Open RuiGangzai opened 2 years ago
Hi @RuiGangzai ,
Those are both great questions that I don't have complete answers for. However here was my experience from playing around with deep Koopman.
For a new system, how to design the weight of each item in the loss function?
Indeed this is tricky, and usually, I found weighting the auto-encoder loss higher than the Koopman loss component was important. But this is entirely empirical. What really matters is controlling the number of time-steps you predict in a single loss (so how many Koopman matrix multiplications you apply). I found that you always want to start with just 1-2 steps and maybe slowly increase the number of steps as the model learns.
In addition, how to design the number of hidden layers and the number of neurons?
Not too much thought went into this for this work. Basically just running the model and testing a few different configurations to see what works best. Ideally, you can just specify a large enough network that is somewhat over-parameterized and the optimization will produce something that works. For example, I may just randomly start with a 4-layer model with 256 neuron layers because these are just nice numbers that work on the hardware I am training on. At the end of the day, this is a problem that all DL practitioners need to make a judgment call for any problem.
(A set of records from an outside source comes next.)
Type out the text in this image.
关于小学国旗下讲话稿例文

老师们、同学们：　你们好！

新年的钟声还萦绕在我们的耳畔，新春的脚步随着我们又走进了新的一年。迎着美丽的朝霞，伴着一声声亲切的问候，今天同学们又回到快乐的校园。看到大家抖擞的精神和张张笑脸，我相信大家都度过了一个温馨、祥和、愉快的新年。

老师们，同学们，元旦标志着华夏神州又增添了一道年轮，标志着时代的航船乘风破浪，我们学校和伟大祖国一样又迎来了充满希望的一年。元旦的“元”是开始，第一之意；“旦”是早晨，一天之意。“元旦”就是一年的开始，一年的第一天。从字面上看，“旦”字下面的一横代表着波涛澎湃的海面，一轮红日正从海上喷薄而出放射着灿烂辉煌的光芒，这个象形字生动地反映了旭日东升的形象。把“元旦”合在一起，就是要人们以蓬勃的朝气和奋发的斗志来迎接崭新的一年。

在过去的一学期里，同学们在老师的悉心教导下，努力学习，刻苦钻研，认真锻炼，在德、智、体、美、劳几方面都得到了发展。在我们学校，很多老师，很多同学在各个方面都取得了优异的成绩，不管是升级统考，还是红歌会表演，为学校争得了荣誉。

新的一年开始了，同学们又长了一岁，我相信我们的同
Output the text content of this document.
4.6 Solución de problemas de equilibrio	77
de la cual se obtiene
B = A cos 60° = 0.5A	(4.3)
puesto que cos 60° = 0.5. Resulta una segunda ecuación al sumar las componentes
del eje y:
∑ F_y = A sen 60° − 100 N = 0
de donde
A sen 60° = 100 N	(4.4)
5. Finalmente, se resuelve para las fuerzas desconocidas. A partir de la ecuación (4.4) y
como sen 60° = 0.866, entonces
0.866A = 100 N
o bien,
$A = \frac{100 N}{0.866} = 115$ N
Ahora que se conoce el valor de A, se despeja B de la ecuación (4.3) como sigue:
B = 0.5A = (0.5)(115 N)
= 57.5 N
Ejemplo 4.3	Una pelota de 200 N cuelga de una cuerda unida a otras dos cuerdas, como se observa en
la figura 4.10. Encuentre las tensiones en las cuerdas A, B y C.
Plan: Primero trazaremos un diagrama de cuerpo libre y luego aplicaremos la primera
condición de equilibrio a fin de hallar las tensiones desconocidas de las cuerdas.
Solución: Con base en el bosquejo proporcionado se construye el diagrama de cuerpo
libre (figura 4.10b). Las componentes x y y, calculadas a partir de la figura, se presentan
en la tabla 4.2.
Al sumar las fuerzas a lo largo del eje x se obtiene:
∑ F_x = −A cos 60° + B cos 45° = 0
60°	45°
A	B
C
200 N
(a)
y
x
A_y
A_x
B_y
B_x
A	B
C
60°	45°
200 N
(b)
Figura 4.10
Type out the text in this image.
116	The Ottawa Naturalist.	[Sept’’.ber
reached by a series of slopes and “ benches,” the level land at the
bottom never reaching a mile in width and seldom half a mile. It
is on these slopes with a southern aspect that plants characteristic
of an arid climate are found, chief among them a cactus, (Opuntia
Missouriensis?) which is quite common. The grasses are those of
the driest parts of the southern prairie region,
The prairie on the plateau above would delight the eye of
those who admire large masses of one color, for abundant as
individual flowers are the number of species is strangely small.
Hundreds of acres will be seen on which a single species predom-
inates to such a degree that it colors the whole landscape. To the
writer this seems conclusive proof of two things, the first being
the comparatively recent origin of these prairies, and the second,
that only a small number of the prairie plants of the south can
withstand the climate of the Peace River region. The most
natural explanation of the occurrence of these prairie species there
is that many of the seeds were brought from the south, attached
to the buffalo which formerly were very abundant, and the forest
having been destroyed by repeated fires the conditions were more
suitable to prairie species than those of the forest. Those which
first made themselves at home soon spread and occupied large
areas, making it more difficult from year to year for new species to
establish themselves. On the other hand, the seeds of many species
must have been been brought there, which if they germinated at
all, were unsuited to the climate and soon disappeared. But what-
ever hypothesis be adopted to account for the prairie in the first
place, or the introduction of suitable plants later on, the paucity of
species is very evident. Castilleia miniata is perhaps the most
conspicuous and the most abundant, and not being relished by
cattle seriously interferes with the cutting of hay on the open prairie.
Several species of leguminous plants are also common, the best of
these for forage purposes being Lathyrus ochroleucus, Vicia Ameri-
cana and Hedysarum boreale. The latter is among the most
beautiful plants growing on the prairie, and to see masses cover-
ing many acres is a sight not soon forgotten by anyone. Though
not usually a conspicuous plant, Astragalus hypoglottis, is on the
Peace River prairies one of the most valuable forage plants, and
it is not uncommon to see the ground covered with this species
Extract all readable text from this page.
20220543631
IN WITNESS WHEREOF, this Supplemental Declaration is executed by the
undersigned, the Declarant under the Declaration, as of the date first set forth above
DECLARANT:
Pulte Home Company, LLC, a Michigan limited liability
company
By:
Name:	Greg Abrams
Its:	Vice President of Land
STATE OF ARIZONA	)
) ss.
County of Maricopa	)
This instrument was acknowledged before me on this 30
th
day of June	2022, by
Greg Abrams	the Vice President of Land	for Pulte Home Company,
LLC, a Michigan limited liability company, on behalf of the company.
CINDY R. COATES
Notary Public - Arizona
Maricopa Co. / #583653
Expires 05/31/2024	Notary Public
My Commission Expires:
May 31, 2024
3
Hi @NickGeneva , How to calculate the eigenfunctions of Koopman operator according to the eigenvector of Koopman operator? From viz(.py), my understanding from the code is :g(x)*eigenvector of Koopman operator -> eigenfunctions of Koopman operator -> the amplitude and phase angle Looking forward to your answer, thank you!!
Hi @RuiGangzai
Sorry for the late response. When I was working on this I found that this form seemed to work better for the system in the blog but this doesn't necessarily extrapolate to other systems. I would suggest starting with a fully parameterized matrix and then slowly adding constraints to it empirically. This could be a block diagonal form, symmetric properties, etc. Typically I have found a fully Koopman matrix tends to overfit, finding high-frequency modes.
In my more recent paper, on page 10, there's some references to different deep Koopman work with different biases on the Koopman matrix.